The main advantage of using the Morris water maze to test memory over other common behavioral mazes is this:

• The animal has no olfactory trail to find the target by odor tracking
• Animals do not need to be motivated by fasting
• Highly quantifiable data can be generated

However, this test requires long training trials and the training regimen may affect the animal's performance. In addition, the results are influenced by the animal's locomotor ability. Therefore, it is preferable to use this test on animals with similar swimming speeds. Alternatively, modifications can be made to obtain more reliable results.

Applications of the Morris Water Maze in Rodent Models of Stroke

The Morris Water Maze has been utilized to assess cognitive function following both ischemic and hemorrhagic strokes in rodents.

Applications of the Morris Water Maze in Rodent Models of Ischemic Stroke

• Mice with focal ischemic stroke exhibited increased latency in locating the hidden platform at 2, 4, and 6 weeks post-injury compared to sham controls, indicating cognitive decline.
• Similar results were observed in rats 12–14 weeks after ischemic stroke.
• Rats in enriched environments showed improved cognitive outcomes, spending less time finding the platform than those in deprived conditions.

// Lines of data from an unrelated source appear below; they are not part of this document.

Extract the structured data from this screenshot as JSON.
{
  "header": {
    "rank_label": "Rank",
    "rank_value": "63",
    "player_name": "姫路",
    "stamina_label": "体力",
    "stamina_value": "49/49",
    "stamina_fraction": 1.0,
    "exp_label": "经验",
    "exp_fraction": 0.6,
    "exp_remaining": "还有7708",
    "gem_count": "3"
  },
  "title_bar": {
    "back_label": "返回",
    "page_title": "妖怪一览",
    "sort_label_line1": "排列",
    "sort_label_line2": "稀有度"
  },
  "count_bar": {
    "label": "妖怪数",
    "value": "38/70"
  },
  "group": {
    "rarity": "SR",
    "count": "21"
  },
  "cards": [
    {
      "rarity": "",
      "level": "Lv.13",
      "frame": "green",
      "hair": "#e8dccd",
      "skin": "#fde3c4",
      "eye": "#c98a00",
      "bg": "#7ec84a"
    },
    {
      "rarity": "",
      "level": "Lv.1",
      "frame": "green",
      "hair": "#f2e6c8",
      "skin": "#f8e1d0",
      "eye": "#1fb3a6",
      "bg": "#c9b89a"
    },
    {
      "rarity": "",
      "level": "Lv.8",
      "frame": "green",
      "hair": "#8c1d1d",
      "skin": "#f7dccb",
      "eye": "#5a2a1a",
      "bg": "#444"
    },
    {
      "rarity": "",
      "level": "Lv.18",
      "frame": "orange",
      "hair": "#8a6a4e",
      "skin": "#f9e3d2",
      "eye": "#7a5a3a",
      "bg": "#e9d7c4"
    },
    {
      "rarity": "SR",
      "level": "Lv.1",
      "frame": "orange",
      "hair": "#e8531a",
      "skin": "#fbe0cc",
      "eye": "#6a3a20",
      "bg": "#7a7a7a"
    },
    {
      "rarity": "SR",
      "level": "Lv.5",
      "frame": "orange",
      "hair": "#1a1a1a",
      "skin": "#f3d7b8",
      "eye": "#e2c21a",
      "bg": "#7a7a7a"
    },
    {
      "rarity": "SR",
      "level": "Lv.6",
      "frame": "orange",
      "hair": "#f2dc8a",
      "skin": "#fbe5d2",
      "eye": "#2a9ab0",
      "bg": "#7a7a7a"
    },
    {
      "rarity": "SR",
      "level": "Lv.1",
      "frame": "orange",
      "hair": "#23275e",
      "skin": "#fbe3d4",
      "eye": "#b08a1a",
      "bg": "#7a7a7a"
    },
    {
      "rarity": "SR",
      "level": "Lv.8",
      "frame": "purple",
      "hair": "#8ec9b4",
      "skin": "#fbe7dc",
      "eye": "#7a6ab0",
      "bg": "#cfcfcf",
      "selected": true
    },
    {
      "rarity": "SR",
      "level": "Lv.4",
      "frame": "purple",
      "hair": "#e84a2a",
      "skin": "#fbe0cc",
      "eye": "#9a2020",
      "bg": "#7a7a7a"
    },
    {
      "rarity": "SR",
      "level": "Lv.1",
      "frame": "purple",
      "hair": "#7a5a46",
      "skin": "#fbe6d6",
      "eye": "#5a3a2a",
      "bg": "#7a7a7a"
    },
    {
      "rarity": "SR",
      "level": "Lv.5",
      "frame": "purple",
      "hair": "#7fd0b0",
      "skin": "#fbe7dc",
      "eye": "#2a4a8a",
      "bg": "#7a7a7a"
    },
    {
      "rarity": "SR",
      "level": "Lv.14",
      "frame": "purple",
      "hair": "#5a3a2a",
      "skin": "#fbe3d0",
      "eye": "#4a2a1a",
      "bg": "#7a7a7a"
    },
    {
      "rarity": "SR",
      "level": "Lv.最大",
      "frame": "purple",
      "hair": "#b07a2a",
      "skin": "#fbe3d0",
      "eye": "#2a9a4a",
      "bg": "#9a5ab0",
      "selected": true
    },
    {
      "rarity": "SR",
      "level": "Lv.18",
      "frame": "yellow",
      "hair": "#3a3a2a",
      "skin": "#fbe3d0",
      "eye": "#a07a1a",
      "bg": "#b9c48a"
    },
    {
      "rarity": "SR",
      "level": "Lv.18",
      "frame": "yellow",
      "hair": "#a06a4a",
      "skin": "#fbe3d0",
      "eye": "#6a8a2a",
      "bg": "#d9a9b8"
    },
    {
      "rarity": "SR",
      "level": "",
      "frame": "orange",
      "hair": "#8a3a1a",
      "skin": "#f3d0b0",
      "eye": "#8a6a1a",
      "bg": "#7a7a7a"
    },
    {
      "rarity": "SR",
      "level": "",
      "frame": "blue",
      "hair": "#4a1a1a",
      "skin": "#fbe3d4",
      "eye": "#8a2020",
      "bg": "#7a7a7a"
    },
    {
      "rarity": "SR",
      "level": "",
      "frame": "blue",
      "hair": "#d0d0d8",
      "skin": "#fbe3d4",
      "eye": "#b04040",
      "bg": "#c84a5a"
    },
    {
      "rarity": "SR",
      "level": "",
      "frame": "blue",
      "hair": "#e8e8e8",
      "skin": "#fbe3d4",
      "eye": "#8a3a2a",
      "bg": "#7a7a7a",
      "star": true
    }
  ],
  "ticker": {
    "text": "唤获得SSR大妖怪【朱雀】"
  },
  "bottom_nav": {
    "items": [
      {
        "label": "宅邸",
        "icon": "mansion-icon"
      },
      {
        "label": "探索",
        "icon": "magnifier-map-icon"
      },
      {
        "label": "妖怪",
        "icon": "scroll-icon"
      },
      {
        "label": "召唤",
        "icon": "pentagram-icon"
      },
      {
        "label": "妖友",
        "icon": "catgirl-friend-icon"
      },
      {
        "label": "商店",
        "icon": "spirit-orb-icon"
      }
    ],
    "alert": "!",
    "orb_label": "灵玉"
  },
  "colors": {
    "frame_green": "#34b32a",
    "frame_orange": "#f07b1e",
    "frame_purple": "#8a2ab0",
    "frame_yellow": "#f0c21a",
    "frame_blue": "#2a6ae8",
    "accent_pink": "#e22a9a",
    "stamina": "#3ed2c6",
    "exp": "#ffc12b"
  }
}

Applications of the Morris Water Maze in Rodent Models of Hemorrhagic Stroke

• In an intracerebral hemorrhage (ICH) model, rats displayed increased swimming distance at 2 weeks but not at 8 weeks post-injury, indicating cognitive impairment in the chronic phase (<8 weeks).
• Swimming distance was preferred over latency as a measure because it accounts for variations in swimming speed that could affect results.
• In a subarachnoid hemorrhage (SAH) model, SAH rats showed increased escape latency at day 5 post-stroke and exhibited spatial learning deficits on days 4 and 5, alongside prolonged escape latency at days 29–35, reflecting long-term cognitive decline.
• Although less frequently used in mice, recent studies found that SAH mice also exhibited longer times to locate the hidden platform and spent less time in the target quadrant during probe trials, indicating spatial learning deficits up to 19 days after injury.

Fig.2. Morris water maze test of spatial learning and memory in BMSC-EV treated ischemic mice. (McEntire, et al., 2016)

1. Lissner, L. J., et al. (2021). Object recognition and Morris water maze to detect cognitive impairment from mild hippocampal damage in rats: A reflection based on the literature and experience. Pharmacology Biochemistry and Behavior, 210, 173273.
2. Deng, M., et al. (2017). Mesenchymal stem cell-derived extracellular vesicles ameliorates hippocampal synaptic impairment after transient global ischemia. Frontiers in cellular neuroscience, 11, 205.